Rather than tracking the audience, this time it was the dancers; the first time five were measured simultaneously (Vangeline brings a solo version, minus EEG, to the Bowes Museum in Barnard Castle on 23 November). Navigating the practicalities was half the challenge; the fact that sweat can interfere with the connections, and how to wear the hardware safely. “Every single thing on our head was worth $150,000,” says Vangeline. “It was like, Don’t break it!” The data is still being cleaned (a huge task, to remove eye blinks and head movements), but as it happened, they were able to show synchrony between the dancers in real time. “You might have a feeling that you’re connected to someone,” says scientist Sadye Paez, who collaborated on the study, “but we can show that this magic actually happens.”
Once the results are complete – a frustratingly slow process – Vangeline is keen to expand the research. She would like to work with aged butoh masters in Japan. “It would be amazing to have an archive of the brains of our teachers, for future generations,” she says. But as well as artistic curiosity, she is interested in the health applications of this research, the possibility of using butoh to “calm the nervous system of a really hyper-excited, over-stressed society”. After teaching and working with people with PTSD for 22 years, she says, “it’s clear to me that there are huge healing benefits”.
When Orgs says, “I really want to showcase the power of dance,” he means both in an aesthetic sense and also for well-being. One area where there is promising progress, for example, is dance interventions for people with Parkinson’s. “And there are a number of studies showing that dance is more powerful than exercise and medication in alleviating depressive symptoms,” says Orgs.
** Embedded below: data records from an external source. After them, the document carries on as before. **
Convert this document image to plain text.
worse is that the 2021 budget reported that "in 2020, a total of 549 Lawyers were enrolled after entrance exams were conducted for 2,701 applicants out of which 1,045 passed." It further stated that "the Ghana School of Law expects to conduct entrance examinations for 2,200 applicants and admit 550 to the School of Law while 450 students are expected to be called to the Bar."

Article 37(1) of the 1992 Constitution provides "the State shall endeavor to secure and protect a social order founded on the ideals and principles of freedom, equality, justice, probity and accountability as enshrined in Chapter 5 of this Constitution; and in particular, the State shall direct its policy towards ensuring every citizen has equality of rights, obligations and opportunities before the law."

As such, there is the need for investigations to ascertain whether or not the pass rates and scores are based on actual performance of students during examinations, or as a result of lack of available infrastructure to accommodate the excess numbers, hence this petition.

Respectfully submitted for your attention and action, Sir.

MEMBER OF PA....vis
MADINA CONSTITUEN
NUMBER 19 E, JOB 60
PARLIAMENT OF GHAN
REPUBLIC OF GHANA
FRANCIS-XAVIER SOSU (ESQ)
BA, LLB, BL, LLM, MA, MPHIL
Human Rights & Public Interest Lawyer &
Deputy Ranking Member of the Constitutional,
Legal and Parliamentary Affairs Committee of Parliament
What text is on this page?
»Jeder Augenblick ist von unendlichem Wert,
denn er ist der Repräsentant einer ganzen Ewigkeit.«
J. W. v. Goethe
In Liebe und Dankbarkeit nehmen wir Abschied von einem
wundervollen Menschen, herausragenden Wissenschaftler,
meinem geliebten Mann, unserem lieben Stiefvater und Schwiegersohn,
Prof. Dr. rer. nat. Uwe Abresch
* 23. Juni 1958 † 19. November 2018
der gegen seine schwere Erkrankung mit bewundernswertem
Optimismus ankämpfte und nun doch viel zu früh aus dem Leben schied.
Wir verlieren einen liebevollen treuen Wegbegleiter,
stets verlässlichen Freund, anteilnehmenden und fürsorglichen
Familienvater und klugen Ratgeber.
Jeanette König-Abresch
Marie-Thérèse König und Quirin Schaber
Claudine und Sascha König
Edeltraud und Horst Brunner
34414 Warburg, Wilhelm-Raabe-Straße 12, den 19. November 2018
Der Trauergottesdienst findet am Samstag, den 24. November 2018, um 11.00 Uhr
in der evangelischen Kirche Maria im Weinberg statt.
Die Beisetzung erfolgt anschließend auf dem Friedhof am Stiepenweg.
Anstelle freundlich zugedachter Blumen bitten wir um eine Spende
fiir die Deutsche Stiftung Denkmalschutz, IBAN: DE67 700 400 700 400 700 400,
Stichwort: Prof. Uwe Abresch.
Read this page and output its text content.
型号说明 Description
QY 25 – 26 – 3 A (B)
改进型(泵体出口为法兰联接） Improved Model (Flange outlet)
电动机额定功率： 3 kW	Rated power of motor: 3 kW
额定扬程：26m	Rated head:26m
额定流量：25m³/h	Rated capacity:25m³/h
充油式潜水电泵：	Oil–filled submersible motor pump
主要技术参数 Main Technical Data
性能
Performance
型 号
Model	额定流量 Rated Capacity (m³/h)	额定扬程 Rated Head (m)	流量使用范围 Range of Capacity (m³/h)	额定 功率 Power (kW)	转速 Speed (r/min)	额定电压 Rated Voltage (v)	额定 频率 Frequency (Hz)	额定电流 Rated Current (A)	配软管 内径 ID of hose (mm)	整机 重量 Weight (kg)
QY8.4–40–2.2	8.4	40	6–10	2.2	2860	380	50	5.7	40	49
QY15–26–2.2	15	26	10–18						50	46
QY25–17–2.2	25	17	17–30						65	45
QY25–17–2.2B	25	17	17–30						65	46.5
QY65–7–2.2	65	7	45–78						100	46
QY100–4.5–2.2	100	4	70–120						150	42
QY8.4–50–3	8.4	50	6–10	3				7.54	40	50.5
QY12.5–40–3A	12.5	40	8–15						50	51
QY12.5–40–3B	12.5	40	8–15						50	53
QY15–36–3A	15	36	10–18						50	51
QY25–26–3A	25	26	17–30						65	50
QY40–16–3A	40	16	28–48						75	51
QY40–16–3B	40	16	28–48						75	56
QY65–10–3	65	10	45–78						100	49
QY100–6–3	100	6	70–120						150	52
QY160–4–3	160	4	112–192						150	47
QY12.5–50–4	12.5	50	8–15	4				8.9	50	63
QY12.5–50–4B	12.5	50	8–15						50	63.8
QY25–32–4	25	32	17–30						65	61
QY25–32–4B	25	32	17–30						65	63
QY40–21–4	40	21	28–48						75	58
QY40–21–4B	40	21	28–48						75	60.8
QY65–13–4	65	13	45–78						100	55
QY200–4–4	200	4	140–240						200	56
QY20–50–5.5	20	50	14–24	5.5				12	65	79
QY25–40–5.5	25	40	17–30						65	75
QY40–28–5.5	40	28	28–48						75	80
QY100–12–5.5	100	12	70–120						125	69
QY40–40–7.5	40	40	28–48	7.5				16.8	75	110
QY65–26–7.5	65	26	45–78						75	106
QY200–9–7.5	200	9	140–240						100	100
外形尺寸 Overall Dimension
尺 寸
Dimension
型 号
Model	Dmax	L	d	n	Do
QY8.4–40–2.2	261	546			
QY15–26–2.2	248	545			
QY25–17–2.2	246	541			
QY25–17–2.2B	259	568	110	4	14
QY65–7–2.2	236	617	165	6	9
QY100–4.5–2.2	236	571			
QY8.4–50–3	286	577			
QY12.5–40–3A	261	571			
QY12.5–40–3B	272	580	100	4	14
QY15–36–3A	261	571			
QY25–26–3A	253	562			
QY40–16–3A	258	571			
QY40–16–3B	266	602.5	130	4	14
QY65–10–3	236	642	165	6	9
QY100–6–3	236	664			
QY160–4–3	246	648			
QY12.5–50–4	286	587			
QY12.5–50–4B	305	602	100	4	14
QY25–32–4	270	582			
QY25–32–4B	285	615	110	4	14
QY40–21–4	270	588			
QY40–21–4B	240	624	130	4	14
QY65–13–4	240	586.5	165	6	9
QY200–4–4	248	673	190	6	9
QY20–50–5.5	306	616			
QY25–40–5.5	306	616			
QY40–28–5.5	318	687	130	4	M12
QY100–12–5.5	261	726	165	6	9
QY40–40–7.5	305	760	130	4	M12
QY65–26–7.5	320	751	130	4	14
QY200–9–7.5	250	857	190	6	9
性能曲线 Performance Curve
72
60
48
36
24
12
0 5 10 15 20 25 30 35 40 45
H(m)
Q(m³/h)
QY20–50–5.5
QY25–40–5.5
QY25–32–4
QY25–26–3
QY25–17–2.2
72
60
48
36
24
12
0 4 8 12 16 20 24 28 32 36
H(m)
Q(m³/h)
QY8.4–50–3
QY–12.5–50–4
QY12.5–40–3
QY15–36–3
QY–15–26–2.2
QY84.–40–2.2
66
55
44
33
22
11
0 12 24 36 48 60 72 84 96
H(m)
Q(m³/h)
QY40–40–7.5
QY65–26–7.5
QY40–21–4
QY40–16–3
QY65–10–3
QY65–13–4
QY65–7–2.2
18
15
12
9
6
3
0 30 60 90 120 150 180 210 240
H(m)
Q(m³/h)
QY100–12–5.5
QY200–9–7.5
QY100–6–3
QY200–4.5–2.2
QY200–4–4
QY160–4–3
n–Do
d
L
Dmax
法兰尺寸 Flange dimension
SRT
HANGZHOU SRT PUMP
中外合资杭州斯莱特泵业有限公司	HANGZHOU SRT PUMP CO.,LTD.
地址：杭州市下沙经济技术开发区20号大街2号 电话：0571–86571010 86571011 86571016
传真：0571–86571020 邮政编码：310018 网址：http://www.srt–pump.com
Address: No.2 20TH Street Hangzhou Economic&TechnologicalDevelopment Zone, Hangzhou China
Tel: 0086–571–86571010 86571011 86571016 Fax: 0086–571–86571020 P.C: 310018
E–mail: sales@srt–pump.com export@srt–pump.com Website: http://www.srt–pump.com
The trend in science, he adds, is to research simpler things like walking or running, because they are easily controlled. “But these are not the most powerful interventions, so there is a need to better understand the complexity through projects like this.”
There is so much more to learn. “Even though the technology is so advanced, it’s still only able to access a fraction of what we actually experience,” says Sperling. Paez notes: “If we can’t describe dance with the help of science, that’s an indication to me that science is the problem. There are different ways of knowing, and just because we can’t describe it using the scientific method doesn’t mean it isn’t a valid truth. We just haven’t developed the technology or methods to do it.”
The final Neurolive show, which takes place this month, is a piece by Sperling called Readings from What Was Never Written. It is based on the idea of ”reading”, in both the scientific sense and the more magical sense, such as reading palms or tarot cards. Sperling isn’t advocating tarot over science, but he sees how certain kinds of knowledge—rationality, logic, language—are valued, and hopes that this project will show that dancers have different kinds of embodied intelligence and intuition that can be fair. so exactly
As someone who writes about dance for a living, I know the feeling of revelation when you watch a performance and things suddenly seem to fall into place, their secrets materialize. And I also know the struggle of putting it into words after the show. The “knowing” can happen in the moment; it’s something you sense, which bypasses language. I would like to see how that process plays out in my brain. Handy, neuroscience is on the case.
Readings from What Was Never Written is at Siobhan Davies Studios, London, 7 to 9 November, as part of Neurolive.